WASHINGTON — In a charmed life of newspapering, Ben Bradlee seemed always to be in just the right place.

The raspy-voiced, hard-charging editor who invigorated The Washington Post got an early break as a journalist thanks to his friendship with one president, John F. Kennedy, and became famous for his role in toppling another, Richard Nixon, in the Watergate scandal.

Bradlee died at home Tuesday of natural causes. He was 93.

Ever the newsman and ever one to challenge conventional wisdom, Bradlee imagined his own obituary years earlier and found something within it to quibble over.

“Bet me that when I die,” he wrote in his 1995 memoir, “there will be something in my obit about how The Washington Post ‘won’ 18 Pulitzer prizes while Bradlee was editor.” That, he said, would be bunk. The prizes are overrated and suspect, he wrote, and it’s largely reporters, not newspapers or their editors, who deserve the credit.

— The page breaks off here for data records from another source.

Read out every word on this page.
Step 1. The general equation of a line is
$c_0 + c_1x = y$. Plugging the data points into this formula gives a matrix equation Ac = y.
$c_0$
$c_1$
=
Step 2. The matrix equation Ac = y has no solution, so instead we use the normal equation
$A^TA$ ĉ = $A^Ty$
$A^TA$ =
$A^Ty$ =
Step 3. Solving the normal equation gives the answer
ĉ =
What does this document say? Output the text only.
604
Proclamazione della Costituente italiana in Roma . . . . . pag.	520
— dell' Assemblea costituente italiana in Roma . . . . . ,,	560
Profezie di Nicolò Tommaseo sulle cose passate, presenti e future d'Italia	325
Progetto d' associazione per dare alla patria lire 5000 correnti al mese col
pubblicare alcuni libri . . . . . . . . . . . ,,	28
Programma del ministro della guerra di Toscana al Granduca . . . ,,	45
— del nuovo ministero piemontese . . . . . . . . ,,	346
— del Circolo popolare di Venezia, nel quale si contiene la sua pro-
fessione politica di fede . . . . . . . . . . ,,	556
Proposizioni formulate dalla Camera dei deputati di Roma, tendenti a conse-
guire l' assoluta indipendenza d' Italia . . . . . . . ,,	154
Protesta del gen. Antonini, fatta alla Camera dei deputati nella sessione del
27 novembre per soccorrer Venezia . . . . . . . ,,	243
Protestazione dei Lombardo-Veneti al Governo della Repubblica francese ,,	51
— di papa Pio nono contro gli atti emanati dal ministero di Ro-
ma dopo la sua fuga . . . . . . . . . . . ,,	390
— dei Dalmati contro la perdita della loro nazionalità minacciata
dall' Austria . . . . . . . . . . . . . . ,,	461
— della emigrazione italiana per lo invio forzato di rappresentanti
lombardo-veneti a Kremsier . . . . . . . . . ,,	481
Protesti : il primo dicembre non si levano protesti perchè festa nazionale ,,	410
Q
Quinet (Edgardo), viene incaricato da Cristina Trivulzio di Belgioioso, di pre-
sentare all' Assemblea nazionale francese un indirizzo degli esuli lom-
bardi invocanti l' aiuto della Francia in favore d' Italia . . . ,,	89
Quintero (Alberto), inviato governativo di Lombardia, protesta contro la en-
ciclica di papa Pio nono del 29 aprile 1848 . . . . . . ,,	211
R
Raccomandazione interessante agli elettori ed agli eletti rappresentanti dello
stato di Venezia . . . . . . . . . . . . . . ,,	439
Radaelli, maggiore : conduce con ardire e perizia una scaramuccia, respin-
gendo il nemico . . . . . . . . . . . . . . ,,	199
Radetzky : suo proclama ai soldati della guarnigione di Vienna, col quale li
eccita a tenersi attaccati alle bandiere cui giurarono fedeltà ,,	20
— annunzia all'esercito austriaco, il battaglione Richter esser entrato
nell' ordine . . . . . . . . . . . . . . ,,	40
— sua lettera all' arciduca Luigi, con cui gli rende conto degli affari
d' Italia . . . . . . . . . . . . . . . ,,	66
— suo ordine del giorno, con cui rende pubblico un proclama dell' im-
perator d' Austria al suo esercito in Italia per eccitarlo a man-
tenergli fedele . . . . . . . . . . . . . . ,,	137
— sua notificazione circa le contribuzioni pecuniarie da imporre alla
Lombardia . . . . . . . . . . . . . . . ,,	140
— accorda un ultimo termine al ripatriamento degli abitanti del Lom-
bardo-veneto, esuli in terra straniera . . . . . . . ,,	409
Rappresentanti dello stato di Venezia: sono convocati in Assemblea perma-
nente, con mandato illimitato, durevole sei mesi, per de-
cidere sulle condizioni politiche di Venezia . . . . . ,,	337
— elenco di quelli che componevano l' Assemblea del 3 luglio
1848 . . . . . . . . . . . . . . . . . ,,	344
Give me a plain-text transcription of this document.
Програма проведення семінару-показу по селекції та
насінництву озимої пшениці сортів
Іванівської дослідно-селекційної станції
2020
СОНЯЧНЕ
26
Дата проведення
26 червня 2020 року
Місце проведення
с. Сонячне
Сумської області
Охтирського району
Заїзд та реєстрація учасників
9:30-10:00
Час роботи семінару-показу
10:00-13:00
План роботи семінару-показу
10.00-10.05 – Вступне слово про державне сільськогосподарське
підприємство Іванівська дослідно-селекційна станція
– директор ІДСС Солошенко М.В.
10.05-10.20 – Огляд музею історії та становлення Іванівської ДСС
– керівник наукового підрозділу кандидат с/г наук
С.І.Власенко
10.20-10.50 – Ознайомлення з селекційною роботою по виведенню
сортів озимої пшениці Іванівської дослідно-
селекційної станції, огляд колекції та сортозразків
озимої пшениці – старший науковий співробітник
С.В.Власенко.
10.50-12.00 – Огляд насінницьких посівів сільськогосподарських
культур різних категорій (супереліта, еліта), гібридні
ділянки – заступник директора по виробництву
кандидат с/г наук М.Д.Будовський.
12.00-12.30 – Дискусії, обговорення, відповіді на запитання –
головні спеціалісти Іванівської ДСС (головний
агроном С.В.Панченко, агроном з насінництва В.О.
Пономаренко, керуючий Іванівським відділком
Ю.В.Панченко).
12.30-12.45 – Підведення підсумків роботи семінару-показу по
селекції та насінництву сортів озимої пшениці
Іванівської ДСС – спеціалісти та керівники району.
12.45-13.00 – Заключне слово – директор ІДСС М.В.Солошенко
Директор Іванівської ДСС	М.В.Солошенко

Yet the Post’s Pulitzer-winning coverage of the Watergate scandal is an inextricable part of Bradlee’s legacy, and one measure of his success in transforming the Post from a sleepy hometown paper into a great national one.

As managing editor first and later as executive editor, Bradlee engineered the Post’s reinvention, bringing in a cast of talented journalists and setting editorial standards that brought the paper new respect.

When Bradlee retired from the Post newsroom in 1991, then-publisher Donald Graham said, “Thank God the person making decisions in the last 26 years showed us how to do it with verve and with guts and with zest for the big story and for the little story.”

With Watergate, Bradlee himself became a big part of a story that epitomized the glory days of newspapers — back before websites, cable chatter and bloggers drove the talk of the day.